Sachverhalt
Die Staatsanwaltschaft des Kantons Schaffhausen führt eine Strafuntersuchung gegen A. betreffend Vergehen und/oder Widerhandlungen gegen das Betäubungsmittelgesetz. Im Zusammenhang mit dieser Untersuchung wurde unter anderem ein Mobiltelefon von A. sichergestellt, dessen Siegelung beantragt wurde.
Verfahrensgang
Mit Eingabe vom 6. Januar 2023 beantragte die Staatsanwaltschaft die Entsiegelung des sichergestellten Mobiltelefons. Mit Verfügung vom 24. Februar 2023 wies das Kantonsgericht des Kantons Schaffhausen, Zwangsmassnahmengericht, das Gesuch um Entsiegelung des Mobiltelefons ab und ordnete die Herausgabe des sichergestellten Mobiltelefons nach ungenütztem Ablauf der Rechtsmittelfrist an.

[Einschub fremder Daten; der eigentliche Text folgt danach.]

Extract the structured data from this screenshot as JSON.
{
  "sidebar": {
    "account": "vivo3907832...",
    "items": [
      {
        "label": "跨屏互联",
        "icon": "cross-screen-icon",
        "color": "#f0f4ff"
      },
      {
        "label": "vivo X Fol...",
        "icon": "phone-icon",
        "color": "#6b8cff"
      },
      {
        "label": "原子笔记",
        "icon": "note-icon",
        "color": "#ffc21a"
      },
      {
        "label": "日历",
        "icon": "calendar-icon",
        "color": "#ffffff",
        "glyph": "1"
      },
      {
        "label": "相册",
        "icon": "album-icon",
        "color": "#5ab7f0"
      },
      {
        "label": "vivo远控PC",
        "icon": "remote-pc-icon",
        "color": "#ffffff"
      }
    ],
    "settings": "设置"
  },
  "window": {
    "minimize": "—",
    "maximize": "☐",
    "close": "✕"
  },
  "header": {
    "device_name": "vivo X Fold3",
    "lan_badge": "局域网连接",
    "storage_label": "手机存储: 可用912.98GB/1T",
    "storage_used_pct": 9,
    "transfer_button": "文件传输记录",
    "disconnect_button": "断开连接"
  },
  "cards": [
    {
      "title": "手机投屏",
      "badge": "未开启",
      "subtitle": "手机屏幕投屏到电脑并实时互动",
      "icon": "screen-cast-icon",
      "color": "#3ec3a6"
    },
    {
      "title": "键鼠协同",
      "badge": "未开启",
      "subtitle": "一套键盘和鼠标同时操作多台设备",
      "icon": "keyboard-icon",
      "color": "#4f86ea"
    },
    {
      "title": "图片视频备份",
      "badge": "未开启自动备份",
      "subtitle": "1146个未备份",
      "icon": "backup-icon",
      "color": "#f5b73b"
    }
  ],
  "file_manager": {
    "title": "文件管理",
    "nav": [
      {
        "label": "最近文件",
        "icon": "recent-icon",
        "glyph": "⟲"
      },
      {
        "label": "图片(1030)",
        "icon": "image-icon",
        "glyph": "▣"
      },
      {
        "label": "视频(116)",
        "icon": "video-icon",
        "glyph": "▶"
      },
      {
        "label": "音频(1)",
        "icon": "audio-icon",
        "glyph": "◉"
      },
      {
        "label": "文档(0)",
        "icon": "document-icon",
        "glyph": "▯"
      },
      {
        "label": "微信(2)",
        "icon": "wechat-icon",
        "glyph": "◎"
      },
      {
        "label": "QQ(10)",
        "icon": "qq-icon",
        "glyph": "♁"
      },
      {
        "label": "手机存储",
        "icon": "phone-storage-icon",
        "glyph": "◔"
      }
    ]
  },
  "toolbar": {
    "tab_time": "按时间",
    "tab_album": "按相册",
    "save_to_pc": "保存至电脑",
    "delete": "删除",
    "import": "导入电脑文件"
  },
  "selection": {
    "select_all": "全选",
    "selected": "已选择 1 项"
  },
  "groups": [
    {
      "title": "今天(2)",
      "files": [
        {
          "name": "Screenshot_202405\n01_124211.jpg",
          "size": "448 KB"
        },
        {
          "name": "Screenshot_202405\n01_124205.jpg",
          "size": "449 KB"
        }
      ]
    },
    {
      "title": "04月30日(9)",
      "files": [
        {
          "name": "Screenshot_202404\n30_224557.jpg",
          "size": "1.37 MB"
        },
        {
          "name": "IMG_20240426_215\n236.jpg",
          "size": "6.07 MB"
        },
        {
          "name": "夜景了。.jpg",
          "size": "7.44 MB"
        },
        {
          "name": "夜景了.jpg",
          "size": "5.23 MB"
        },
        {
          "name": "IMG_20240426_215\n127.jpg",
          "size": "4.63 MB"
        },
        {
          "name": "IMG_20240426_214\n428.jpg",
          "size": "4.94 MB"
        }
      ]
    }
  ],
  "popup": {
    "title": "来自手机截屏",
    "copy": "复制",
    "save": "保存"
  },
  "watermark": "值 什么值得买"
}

Weiterzug ans Bundesgericht
Dagegen erhob die Staatsanwaltschaft mit Eingabe vom 31. März 2023 beim Bundesgericht Beschwerde in Strafsachen. Sie beantragt, die angefochtene Verfügung aufzuheben und ihr Entsiegelungsgesuch gutzuheissen, eventualiter die Sache zur Neubeurteilung an die Vorinstanz zurückzuweisen. Mit Schreiben vom 18. April 2023 hat die Vorinstanz eine Vernehmlassung eingereicht. Mit Eingabe vom 28. April 2023 hat der Beschwerdegegner eine Beschwerdeantwort und eine Kostennote eingereicht.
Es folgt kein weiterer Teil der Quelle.